Николай возразил, но не сразу, а после некоторого раздумья, призванного показать, что и ей следовало бы поразмышлять над своими словами и поступками:
– Капитолина, ты и так проста, но для чего-то изображаешь из себя… А Боб в это время распространяет о тебе грязные сплетни.
– Что? Вот уж не ожидала…
– Тем не менее это печальный факт. Я сам был свидетелем.
– В тамбуре? Когда вы утром курили?
– Какая разница когда.
– Что ж ты не дал ему в морду?
– Пусть ему в морду дает Морошкин, хотя ему, пожалуй, не до этого. Морошкину надо прах умершего сына над Финским заливом развеять, как это ему завещано, да и за тобой присмотреть не помешает.
– Ах, вот оно что! Чувствую, что обсуждение моей персоны зашло слишком далеко. Когда это вы, однако, успели?
– Капитолина, я тебе не враг. Но в своих отношениях ты сама разбирайся.
– А где тут, интересно, Айвазовский висит? – спросила она, намереваясь услать Николая подальше – на поиски отсутствующего Айвазовского.
– Напрасно стараешься. Будто я не знаю, что Айвазовский висит у Третьяка.
– У какого Третьяка?
– Вратаря нашей сборной.
– А-а, ты шутишь.
– Шучу, – сказал он, словно без сказанного не было ясно, как им обоим невесело. – Ну, не буду тебе мешать. До свидания, а свидание у нас, как ты помнишь, завтра.
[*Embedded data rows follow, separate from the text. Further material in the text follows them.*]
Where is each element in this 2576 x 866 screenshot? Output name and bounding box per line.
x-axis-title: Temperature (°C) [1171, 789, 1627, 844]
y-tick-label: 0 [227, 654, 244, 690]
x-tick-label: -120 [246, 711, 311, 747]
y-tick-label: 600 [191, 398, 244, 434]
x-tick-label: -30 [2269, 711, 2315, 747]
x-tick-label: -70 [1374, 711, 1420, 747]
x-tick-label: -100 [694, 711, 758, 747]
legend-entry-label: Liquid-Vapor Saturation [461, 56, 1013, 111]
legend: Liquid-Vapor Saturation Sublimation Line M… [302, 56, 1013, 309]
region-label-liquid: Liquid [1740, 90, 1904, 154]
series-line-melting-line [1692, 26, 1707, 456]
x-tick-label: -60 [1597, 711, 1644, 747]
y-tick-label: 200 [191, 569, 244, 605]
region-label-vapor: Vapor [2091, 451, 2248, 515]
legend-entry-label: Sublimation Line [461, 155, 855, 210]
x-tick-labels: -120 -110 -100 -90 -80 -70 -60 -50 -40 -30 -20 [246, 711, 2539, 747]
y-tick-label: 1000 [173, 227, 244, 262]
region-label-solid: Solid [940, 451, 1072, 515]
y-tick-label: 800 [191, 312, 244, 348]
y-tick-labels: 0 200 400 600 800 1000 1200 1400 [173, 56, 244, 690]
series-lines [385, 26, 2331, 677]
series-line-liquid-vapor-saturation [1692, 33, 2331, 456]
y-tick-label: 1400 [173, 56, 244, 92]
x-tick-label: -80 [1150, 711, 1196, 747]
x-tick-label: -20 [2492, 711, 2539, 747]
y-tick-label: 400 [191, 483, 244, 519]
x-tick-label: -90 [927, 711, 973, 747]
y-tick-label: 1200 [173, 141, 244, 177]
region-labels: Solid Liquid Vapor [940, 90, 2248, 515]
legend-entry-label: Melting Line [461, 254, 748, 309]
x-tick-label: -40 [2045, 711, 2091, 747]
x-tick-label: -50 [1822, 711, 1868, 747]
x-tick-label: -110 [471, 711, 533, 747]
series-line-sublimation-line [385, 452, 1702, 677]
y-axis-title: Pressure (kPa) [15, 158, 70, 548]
– Подожди. Побудь со мной. Надо многое тебе рассказать.
– Мне рассказать?
– Да, тебе. Если я сейчас не скажу, то никогда уже не скажу. Во-первых, этот Боб изрядная скотина. А во-вторых, Эрмитаж. Эрмитаж для меня – святыня, – сказала Капитолина так, как будто до этого и не было слов Николая о том, что Эрмитаж может быть чем угодно, но только не святыней.
Рассказ Капитолины
– Мы живем на самой окраине Одинцова – там, где, в отличие от центра, нет никаких признаков города (городка, городочка), хоть и подмосковного, но все-таки не поселка и не глухой деревни. Признаков пусть даже мнимых – вроде мороженщицы с крашеным фанерным ящиком на подшипниках, который она возит по вагонам электрички, доставая из недр, заиндевевших от искусственного льда, вафельные стаканчики, эскимо, брикеты сливочного и картонные корзиночки фруктового мороженого. К фруктовому выдается еще и палочка, похожая на ту, с помощью которой врач осматривает горло пациенту, только поменьше, но с такими же закругленными концами. А вообще, фруктовое – самое дешевое, стоит всего семь копеек и даже считается полезным, поскольку обладает хотя бы цветом малины или смородины. Кроме того, его явная польза в том, что оно не такое вредное, как всякие там пломбиры, и особенно большой пломбир за сорок восемь копеек. Одолеть большой пломбир в одиночку – наверняка заболеть ангиной. А делить на части невыгодно – лучше уж купить каждому обложенный вафлями брикет за одиннадцать копеек. Все будет дешевле, чем тратиться на большой пломбир, а затем с аптекарской дотошностью вымерять каждому по кусочку, стараясь никого не обидеть. Хотя по-честному никогда не разделишь, стоит же коробке с пломбиром немного подтаять и потечь, словно большому броненосцу, получившему пробоину, лишь перемажешь пальцы и будешь потом их облизывать.